Shares of the company fell as much as 8 percent to $14.16, making it one of the biggest percentage losers on the New York Stock Exchange on Tuesday. The stock has climbed more than 80 percent in the past year.
The company has trimmed its inventory, closed stores and cut some low-performing brands but only raised the lower end of its full-year profit forecast.
The retailer, which operates more than 1,300 Famous Footwear and Naturalizer stores, increased the lower end of its profit forecast by 2 cents and now expects full-year earnings of between 85 cents per share and 95 cents per share.
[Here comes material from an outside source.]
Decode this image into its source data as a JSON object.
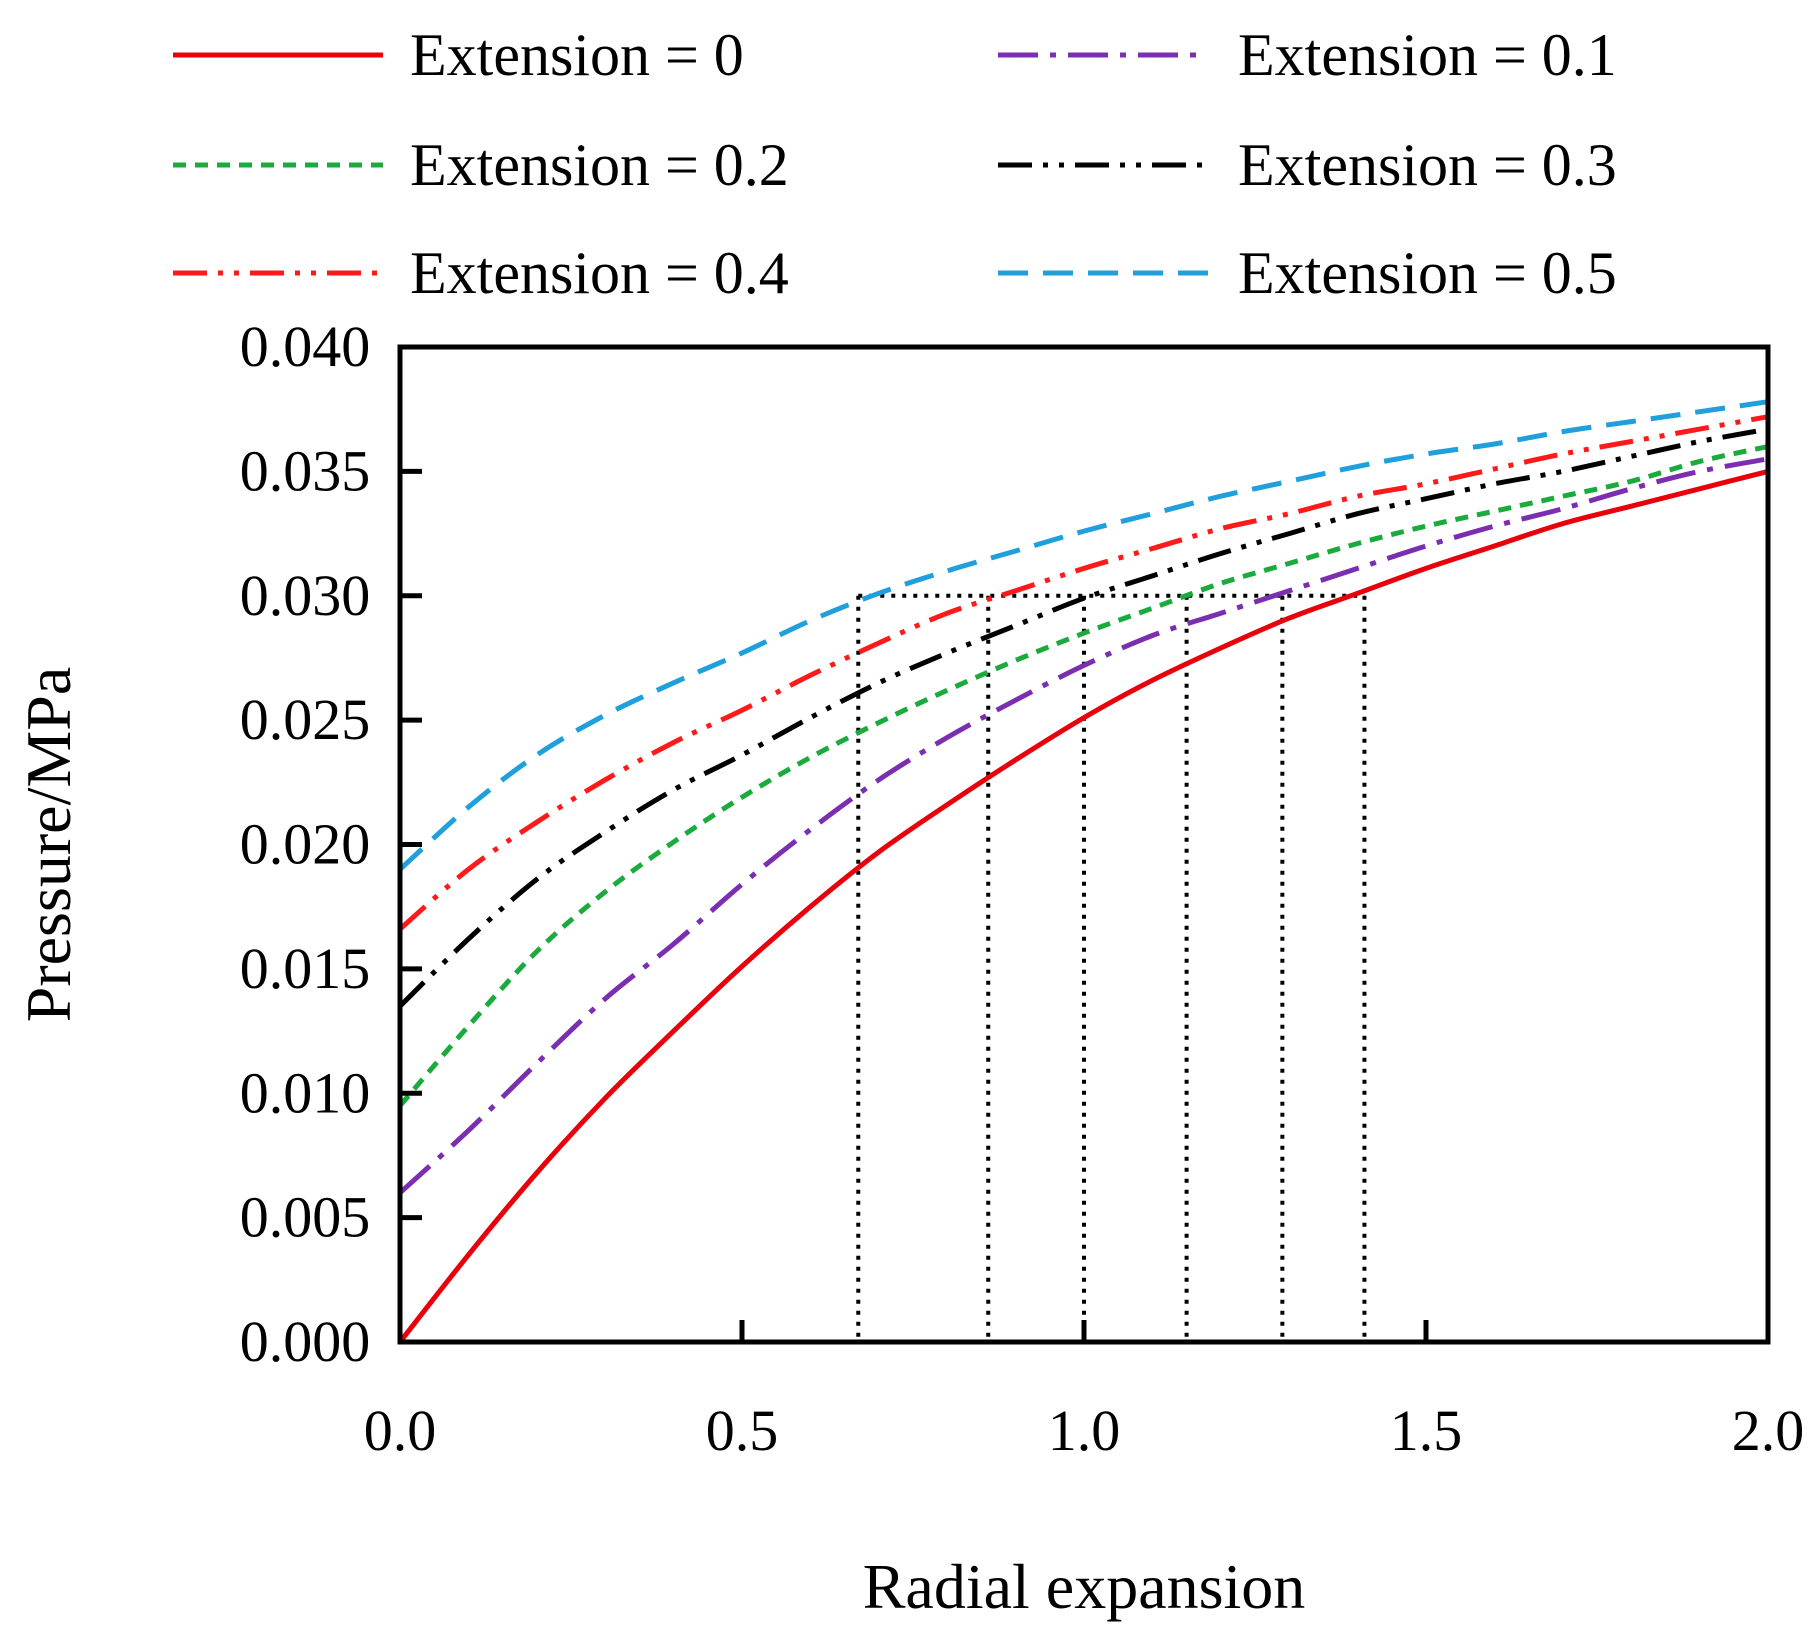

Excluding restructuring charges, the St. Louis, Missouri-based company earned 16 cents per share in the second quarter, well ahead of the 3 cents expected by analysts, so the lackluster annual forecast was a disappointment.
"They did not raise guidance on the amount of the beat so there is a little bit of trepidation there," said Steven Marotta, an analyst with C.L. King & Associates.
Chief Executive Dianne Sullivan said her company's outlook was conservative yet it was on the right track with its restructuring, which saw it close or relocate about 26 stores during the quarter.
For the year, Brown Shoe expects to close or relocate about 90 stores.
Brown Shoe during the quarter terminated a license agreement with fashion brand Etienne Aigner at a cost of $7 million due to a dispute, which Sullivan did not elaborate on.
The company has been tightly managing its inventory and has quit distributing children's shoes and some women's brands to boost profit. Inventory fell 1 percent to $621 million at the end of the quarter.
Sullivan was upbeat about the back-to-school season and said she expects boat shoes and athletic wear to continue to be popular.
Many shoppers have postponed spending this season - the second largest in the United States after the November-December holiday season - as they wait for schools to start before making purchases.
"They're buying much closer to the season and, in fact, it seems like their back-to-school ... is getting later and later and later," Sullivan said.
The company planned to step up marketing, cut input costs by about 3 percent and raise prices by about the same amount in the current quarter, Sullivan said.
Brown Shoe, which competes with Shoe Carnival SCVL.N and Genesco Inc (GCO.N), said gross margins rose to 39 percent in the second quarter.
The company's quarterly loss narrowed to $2.5 million, or 6 cents per share, compared with a loss of $4.6 million, or 11 cents per share, a year earlier, helped by its cost cutting and higher sales at its Famous Footwear stores.
While revenue fell 3 percent to $599.3 million, comparable store sales rose 3.9 percent in the quarter, Brown Shoe said.
Analysts on average expected revenue of $606.3 million, according to Thomson Reuters I/B/E/S.